The online news portal of TV5
VICTORIAVILLE, Canada -- The government of French-speaking Quebec province and student groups clinched a tentative deal Saturday on controversial tuition hikes that spawned 12 weeks of often violent protests, officials said.
The deal came after some 23 hours of arduous negotiations between Education Minister Line Beauchamp and four major Quebec student groups, and just hours after clashes in Victoriaville that left nine people injured and ended with 106 arrests outside the Quebec Liberal Party's annual convention.

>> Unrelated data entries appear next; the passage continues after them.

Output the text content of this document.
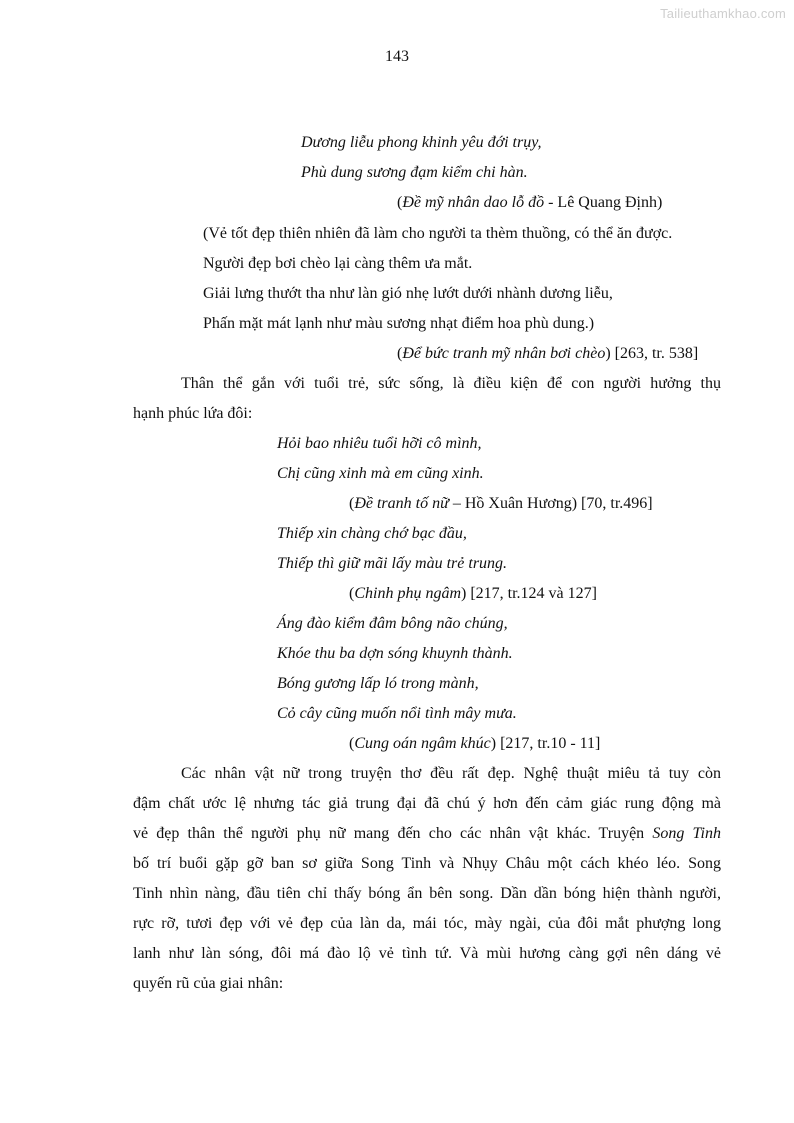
Tailieuthamkhao.com
143
Dương liễu phong khinh yêu đới trụy,
Phù dung sương đạm kiểm chi hàn.
(Đề mỹ nhân dao lỗ đồ - Lê Quang Định)
(Vẻ tốt đẹp thiên nhiên đã làm cho người ta thèm thuồng, có thể ăn được.
Người đẹp bơi chèo lại càng thêm ưa mắt.
Giải lưng thướt tha như làn gió nhẹ lướt dưới nhành dương liễu,
Phấn mặt mát lạnh như màu sương nhạt điểm hoa phù dung.)
(Để bức tranh mỹ nhân bơi chèo) [263, tr. 538]
Thân thể gắn với tuổi trẻ, sức sống, là điều kiện để con người hưởng thụ
hạnh phúc lứa đôi:
Hỏi bao nhiêu tuổi hỡi cô mình,
Chị cũng xinh mà em cũng xinh.
(Đề tranh tố nữ – Hồ Xuân Hương) [70, tr.496]
Thiếp xin chàng chớ bạc đầu,
Thiếp thì giữ mãi lấy màu trẻ trung.
(Chinh phụ ngâm) [217, tr.124 và 127]
Áng đào kiểm đâm bông não chúng,
Khóe thu ba dợn sóng khuynh thành.
Bóng gương lấp ló trong mành,
Cỏ cây cũng muốn nổi tình mây mưa.
(Cung oán ngâm khúc) [217, tr.10 - 11]
Các nhân vật nữ trong truyện thơ đều rất đẹp. Nghệ thuật miêu tả tuy còn
đậm chất ước lệ nhưng tác giả trung đại đã chú ý hơn đến cảm giác rung động mà
vẻ đẹp thân thể người phụ nữ mang đến cho các nhân vật khác. Truyện Song Tinh
bố trí buổi gặp gỡ ban sơ giữa Song Tinh và Nhụy Châu một cách khéo léo. Song
Tinh nhìn nàng, đầu tiên chỉ thấy bóng ẩn bên song. Dần dần bóng hiện thành người,
rực rỡ, tươi đẹp với vẻ đẹp của làn da, mái tóc, mày ngài, của đôi mắt phượng long
lanh như làn sóng, đôi má đào lộ vẻ tình tứ. Và mùi hương càng gợi nên dáng vẻ
quyến rũ của giai nhân:
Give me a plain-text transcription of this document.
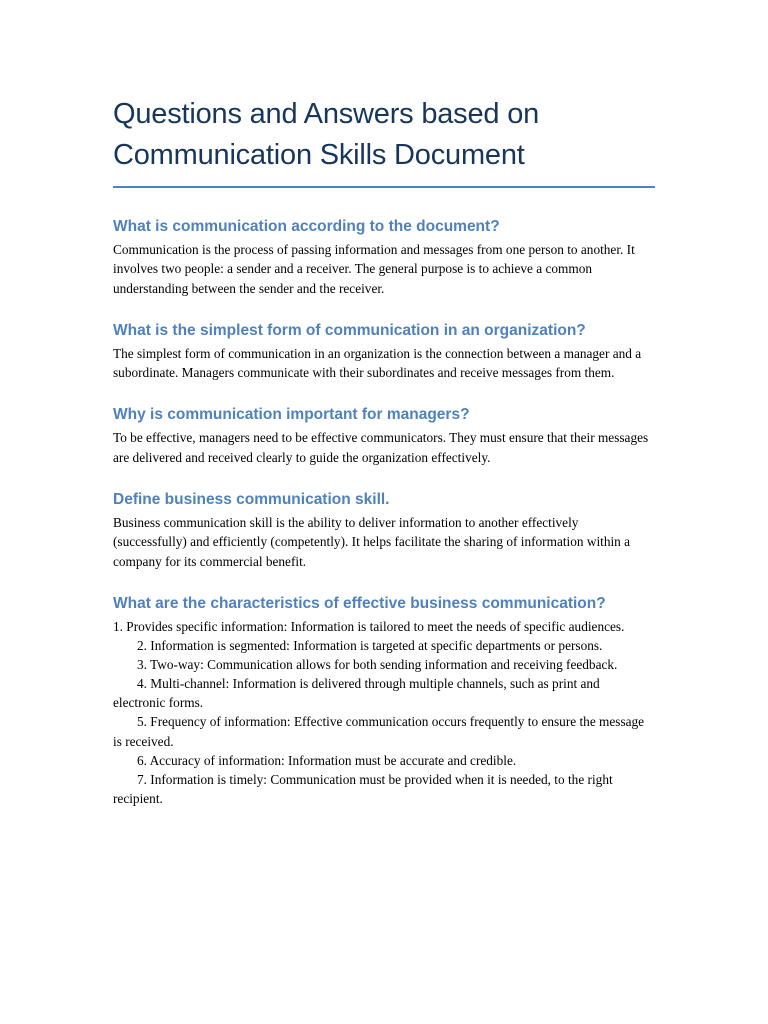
Questions and Answers based on Communication Skills Document
What is communication according to the document?

Communication is the process of passing information and messages from one person to another. It involves two people: a sender and a receiver. The general purpose is to achieve a common understanding between the sender and the receiver.

What is the simplest form of communication in an organization?

The simplest form of communication in an organization is the connection between a manager and a subordinate. Managers communicate with their subordinates and receive messages from them.

Why is communication important for managers?

To be effective, managers need to be effective communicators. They must ensure that their messages are delivered and received clearly to guide the organization effectively.

Define business communication skill.

Business communication skill is the ability to deliver information to another effectively (successfully) and efficiently (competently). It helps facilitate the sharing of information within a company for its commercial benefit.

What are the characteristics of effective business communication?

1. Provides specific information: Information is tailored to meet the needs of specific audiences.

2. Information is segmented: Information is targeted at specific departments or persons.

3. Two-way: Communication allows for both sending information and receiving feedback.

4. Multi-channel: Information is delivered through multiple channels, such as print and electronic forms.

5. Frequency of information: Effective communication occurs frequently to ensure the message is received.

6. Accuracy of information: Information must be accurate and credible.

7. Information is timely: Communication must be provided when it is needed, to the right recipient.
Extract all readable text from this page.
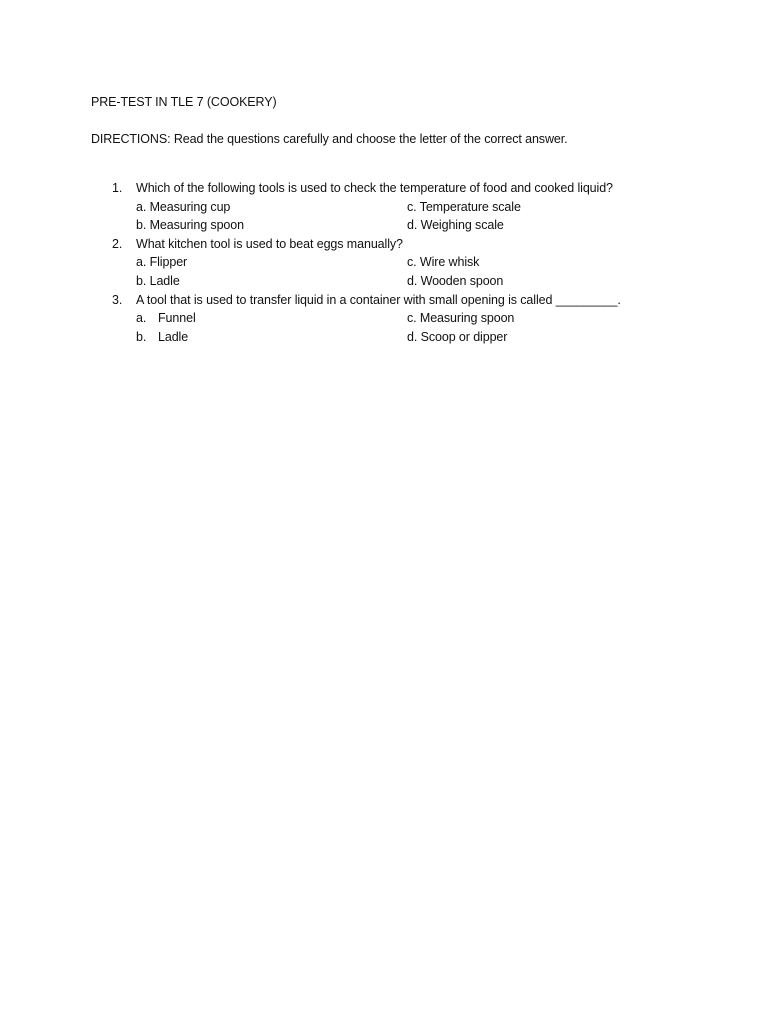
PRE-TEST IN TLE 7 (COOKERY)
DIRECTIONS: Read the questions carefully and choose the letter of the correct answer.
1. Which of the following tools is used to check the temperature of food and cooked liquid?
a. Measuring cup	c. Temperature scale
b. Measuring spoon	d. Weighing scale
2. What kitchen tool is used to beat eggs manually?
a. Flipper	c. Wire whisk
b. Ladle	d. Wooden spoon
3. A tool that is used to transfer liquid in a container with small opening is called _________.
a. Funnel	c. Measuring spoon
b. Ladle	d. Scoop or dipper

"There is an understanding. And the goal is to allow students to get back to their classrooms and open up a space for dialogue where things can be talked about as they ought to be, the right way... There has been some progress," said Quebec Premier Jean Charest.
Details of the agreement were not immediately available, as student leaders said they wanted to first have group members review the document before final approval.
"The strike is not over. The (student) assemblies will decide when the conflict is over," said a statement from CLASSE, the movement representing over 170,000 students refusing to go to class until the matter is resolved.
The Victoriaville protests overnight were among the most violent since mid-February, when students took to the streets to protest the Quebec government's plans to raise university fees by $1,625 over five years to $3,800 per year as part of an effort to rein in the budget deficit.
During the skirmishes in Victoriaville, some 170 kilometers (105 miles) east of Montreal, protesters threw stones and police shot tear gas and fired rubber bullets. The injured included six protesters and three police officers.
Three of the students were rushed to hospital with head injuries, but officials said they were in stable condition.
One protester, identified as a student at Cegep de Saint-Laurent university in Montreal, lost the use of his eye, medical officials said.
The ear of another student was also severely cut, according to witnesses.
"We were on top of the little hill behind the protests and there was a guy with a bloody ear," said Shania, who attended Friday's demonstration and would not provide her last name.
People toward the back of the demo were peaceful, a protester who gave her name as Tania told AFP.
"I don't understand how you can justify police who are supposed to be protecting the convention ending up in an area further away," Tania said.
Protesters were in Victoriaville for the second day of Charest's Quebec Liberal Party's convention.
Police spokesman Captain Jean Finet told reporters that the officers had "used the necessary force to ensure citizens' safety."